Evet, cemaat için söylüyorum. Cemaat de diyor ki şimdi, evet biz bunları sineye çektik, ama daha sonra dayanamadık ve buradan bir yerden patladık. Hayır, bakın. Meselâ şimdi bir sürü ses kayıtları çıktı. O ses kayıtlarının içeriğinden çok fazla şüphe duyan yok aslında. Siyaset böyle yapılmaz. Ahlâkî mücadele de böyle yapılmaz. Ne dediler; “17 Aralık’ta bizim aslan gibi savcılarımız her şeyi göze alarak hırsızlığa karşı bir mücadele verdi.” Kim bu savcı? Muharrem Akkaş. Hrant Dink cinayetiyle ilgili dosya 3 yıldır bu savcıda. 3 yıldır kapısındayız adamın. 3 yıldır bir kişiyi bile sorgulamamış. Niye sorgulamadın? O sorgulayacakların listesindeki bazı isimleri sorgulamak içinde bulunduğun oluşuma mı aykırıydı? Peki, neyi konuşalım biz şimdi, imanı mı konuşalım? Kan akmış, canımız yanmış. Hak ve adalet için sana vekâlet vermişim ben. Sen ne yapmışsın? İktidar köşe kapmaca oyunlarında, 3 yıl sonra görevden alındığında “Tam operasyon yapacaktım ondan beni aldılar” diyorsun. İnanalım mı sana. Neresi temiz bunun. Öbür tarafta Muammer Güler bakan, Hrant’ı Türk düşmanı ilân eden adam Ombudsman, Celalettin Cerrah vali. Dolayısıyla ben bu kavgadaki etik sorgulamayı yapmaktan vazgeçemiyorum. Ben şimdi cemaati hırsızlığa karşı mücadele eden savcılarıyla mı anacağım, dünyanın her tarafına açtığı okullarıyla mı anacağım, yoksa Dink cinayetinde –eğer ki bu kamu görevlileri cemaatle ilişkiliyse- bu cinayetin altında kalmışlığıyla mı anacağım?

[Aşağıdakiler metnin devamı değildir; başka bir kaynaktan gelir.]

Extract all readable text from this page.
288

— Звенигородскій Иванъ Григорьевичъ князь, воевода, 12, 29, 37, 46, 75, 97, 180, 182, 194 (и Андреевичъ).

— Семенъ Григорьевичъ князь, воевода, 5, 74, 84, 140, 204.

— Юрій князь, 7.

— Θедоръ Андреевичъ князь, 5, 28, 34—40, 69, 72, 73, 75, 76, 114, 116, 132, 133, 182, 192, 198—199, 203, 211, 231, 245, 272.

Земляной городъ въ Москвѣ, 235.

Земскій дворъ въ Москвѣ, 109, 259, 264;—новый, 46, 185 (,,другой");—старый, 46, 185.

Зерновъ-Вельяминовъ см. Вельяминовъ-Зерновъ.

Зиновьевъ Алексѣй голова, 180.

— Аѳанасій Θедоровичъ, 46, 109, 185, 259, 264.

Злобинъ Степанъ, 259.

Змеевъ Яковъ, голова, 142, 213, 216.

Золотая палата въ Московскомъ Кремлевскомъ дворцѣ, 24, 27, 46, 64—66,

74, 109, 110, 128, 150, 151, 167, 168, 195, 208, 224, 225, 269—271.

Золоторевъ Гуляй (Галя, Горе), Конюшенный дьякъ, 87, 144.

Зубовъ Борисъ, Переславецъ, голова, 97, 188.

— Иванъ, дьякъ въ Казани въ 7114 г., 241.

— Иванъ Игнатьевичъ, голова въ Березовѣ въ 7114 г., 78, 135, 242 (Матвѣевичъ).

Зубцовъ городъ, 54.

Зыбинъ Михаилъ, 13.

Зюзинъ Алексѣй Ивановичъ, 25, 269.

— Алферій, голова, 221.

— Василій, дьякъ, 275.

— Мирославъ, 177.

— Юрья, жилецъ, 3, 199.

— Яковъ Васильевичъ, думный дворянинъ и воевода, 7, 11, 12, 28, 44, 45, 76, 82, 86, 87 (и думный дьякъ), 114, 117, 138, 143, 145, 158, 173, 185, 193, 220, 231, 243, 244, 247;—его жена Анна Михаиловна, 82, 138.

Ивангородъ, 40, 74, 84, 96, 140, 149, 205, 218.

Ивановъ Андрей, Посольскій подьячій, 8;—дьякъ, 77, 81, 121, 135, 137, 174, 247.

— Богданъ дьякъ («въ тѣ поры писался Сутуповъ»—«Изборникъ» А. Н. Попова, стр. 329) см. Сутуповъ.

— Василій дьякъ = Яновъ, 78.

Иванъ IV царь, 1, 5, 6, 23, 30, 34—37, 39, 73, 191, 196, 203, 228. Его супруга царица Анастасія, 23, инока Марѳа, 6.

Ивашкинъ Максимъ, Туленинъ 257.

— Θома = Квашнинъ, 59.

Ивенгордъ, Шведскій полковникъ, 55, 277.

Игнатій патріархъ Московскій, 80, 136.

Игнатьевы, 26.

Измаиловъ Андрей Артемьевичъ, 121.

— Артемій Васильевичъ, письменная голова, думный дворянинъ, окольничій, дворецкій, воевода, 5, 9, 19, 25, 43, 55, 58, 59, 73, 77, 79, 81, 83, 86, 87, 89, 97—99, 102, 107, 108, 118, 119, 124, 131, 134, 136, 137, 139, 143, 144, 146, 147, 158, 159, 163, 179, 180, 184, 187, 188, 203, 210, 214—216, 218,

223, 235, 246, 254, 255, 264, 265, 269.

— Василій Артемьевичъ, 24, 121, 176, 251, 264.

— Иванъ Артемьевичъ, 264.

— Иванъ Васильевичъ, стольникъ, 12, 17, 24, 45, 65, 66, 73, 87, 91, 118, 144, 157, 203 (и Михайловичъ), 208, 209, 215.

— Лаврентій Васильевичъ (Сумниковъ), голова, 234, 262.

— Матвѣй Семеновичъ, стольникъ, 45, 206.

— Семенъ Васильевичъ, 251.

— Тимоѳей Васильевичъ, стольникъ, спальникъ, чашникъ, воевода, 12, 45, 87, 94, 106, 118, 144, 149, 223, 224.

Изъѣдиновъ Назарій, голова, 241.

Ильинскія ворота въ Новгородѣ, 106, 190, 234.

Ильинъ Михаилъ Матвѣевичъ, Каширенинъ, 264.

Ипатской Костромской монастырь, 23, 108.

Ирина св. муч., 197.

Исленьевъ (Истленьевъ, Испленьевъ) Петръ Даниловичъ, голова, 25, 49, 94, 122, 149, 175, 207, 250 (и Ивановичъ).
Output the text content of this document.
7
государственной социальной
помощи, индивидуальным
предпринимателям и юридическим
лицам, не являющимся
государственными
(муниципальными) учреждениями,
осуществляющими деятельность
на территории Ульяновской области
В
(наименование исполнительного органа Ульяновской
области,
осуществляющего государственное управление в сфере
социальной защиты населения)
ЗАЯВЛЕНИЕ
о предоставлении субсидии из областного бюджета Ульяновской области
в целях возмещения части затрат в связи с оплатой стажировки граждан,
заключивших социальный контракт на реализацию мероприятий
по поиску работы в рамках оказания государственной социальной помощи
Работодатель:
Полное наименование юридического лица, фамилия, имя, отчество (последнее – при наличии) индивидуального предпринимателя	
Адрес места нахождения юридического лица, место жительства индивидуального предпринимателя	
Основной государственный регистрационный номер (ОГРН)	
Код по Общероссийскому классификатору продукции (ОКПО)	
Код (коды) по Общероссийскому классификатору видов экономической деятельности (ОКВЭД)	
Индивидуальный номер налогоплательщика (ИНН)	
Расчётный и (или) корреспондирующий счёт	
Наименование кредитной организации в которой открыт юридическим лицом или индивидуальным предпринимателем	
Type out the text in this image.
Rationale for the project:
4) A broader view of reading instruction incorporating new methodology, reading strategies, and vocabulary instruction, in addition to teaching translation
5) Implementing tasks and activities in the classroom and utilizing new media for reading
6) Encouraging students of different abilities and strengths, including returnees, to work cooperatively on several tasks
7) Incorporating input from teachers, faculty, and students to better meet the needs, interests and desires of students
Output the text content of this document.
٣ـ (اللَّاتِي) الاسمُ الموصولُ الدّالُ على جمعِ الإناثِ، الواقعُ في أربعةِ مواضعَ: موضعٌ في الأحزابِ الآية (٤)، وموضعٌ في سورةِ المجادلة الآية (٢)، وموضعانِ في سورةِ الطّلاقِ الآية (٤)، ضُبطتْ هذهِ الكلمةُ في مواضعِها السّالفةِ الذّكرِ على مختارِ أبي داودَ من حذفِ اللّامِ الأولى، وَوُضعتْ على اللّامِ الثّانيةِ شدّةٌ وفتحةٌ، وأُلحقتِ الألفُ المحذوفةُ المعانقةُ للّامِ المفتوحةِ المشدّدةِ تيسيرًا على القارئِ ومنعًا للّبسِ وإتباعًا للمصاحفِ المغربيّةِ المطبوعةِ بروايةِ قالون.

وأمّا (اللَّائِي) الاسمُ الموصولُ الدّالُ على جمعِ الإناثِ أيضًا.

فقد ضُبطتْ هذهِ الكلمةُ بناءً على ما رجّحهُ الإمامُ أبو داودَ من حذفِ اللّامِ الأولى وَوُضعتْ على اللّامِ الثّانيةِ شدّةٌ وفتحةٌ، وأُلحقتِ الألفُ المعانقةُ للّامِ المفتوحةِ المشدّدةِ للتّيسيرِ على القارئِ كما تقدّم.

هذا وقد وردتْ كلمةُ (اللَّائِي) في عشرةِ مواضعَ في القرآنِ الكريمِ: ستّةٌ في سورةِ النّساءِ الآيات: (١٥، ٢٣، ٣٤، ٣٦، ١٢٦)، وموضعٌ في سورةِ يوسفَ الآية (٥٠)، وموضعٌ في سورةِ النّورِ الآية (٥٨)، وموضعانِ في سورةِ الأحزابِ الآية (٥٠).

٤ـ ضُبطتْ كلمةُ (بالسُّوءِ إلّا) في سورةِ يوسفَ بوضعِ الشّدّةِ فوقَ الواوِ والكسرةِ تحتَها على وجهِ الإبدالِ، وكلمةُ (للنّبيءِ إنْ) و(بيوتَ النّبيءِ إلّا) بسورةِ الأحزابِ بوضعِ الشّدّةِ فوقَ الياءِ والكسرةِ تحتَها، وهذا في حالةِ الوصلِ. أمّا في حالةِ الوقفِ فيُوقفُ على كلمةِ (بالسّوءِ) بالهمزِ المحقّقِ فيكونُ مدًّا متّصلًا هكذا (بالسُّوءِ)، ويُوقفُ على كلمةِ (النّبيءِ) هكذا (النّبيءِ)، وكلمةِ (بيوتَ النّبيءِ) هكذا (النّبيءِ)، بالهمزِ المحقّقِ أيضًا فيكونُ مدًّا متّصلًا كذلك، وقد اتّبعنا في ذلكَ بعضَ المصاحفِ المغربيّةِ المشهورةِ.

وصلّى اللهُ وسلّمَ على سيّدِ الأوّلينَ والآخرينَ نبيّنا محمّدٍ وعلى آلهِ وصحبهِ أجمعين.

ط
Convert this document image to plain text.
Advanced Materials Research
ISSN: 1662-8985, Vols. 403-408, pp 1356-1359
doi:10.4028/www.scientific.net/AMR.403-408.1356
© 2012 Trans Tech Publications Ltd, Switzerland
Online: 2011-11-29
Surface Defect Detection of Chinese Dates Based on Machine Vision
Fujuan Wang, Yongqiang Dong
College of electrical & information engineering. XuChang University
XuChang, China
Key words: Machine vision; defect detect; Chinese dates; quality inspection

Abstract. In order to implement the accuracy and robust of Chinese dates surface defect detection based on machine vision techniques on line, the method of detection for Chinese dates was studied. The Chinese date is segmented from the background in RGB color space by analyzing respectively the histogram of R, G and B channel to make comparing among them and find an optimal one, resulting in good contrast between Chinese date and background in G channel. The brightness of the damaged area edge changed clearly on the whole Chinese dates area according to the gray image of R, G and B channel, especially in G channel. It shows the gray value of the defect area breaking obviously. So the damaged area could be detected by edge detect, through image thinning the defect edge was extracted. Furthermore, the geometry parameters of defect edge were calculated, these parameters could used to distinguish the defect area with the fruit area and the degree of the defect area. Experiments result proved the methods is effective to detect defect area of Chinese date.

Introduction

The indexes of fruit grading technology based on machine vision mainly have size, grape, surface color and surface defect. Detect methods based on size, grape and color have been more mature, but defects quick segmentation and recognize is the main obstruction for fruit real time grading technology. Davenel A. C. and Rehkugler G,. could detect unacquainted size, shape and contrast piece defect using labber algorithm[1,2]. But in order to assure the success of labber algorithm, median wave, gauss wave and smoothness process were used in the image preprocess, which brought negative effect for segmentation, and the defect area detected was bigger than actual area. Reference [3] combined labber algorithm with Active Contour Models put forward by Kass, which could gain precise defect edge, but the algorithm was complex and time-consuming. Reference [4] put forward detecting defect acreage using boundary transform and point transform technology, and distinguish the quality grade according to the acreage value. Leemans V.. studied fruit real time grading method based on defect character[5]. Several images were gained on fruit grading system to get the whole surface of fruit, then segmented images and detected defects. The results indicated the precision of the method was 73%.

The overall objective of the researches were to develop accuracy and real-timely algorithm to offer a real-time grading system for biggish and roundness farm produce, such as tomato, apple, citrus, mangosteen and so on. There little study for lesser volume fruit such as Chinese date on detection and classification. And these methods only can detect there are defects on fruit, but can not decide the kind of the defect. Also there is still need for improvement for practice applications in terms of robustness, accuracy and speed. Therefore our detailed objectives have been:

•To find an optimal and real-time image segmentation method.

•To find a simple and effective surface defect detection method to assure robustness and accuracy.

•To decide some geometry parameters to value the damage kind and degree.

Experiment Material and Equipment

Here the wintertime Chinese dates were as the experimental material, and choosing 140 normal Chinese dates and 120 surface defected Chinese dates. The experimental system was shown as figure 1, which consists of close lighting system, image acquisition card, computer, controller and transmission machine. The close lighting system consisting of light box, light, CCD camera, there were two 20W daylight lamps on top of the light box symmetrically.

Burada yaşanan bir iktidar savaşı olabilir mi?
Elbette iktidar savaşıdır, köşe kapmaca oyunudur. Ben burada şunun altını çizmek istiyorum. Ben bu iktidarın yolsuzluklara bulaştığını düşünüyorum. Yayınlanan ses kayıtlarının doğru olduğunu düşünüyorum, bunları ortaya çıkaran yapıya karşı bir cadı avı başlatarak hiç haddine olmadığı halde insanların eğitim kurumlarını kapatmaya, onlara o vatan haini damgasını yapıştırarak dershanesine giden genç ile Ekrem Dumanlı’nın hayatını aynı anda riske etmeye yol açan vahşi bir uygulamayla karşı karşıyayız. Fakat Ergenekon’da da aynı şey oldu. Suç yok muydu? Vardı. Peki, cemaat-AKP koalisyonu, bizim tarihte çok az yakalayabileceğimiz derin devletle yüzleşme imkânımızı elimizden almadılar mı?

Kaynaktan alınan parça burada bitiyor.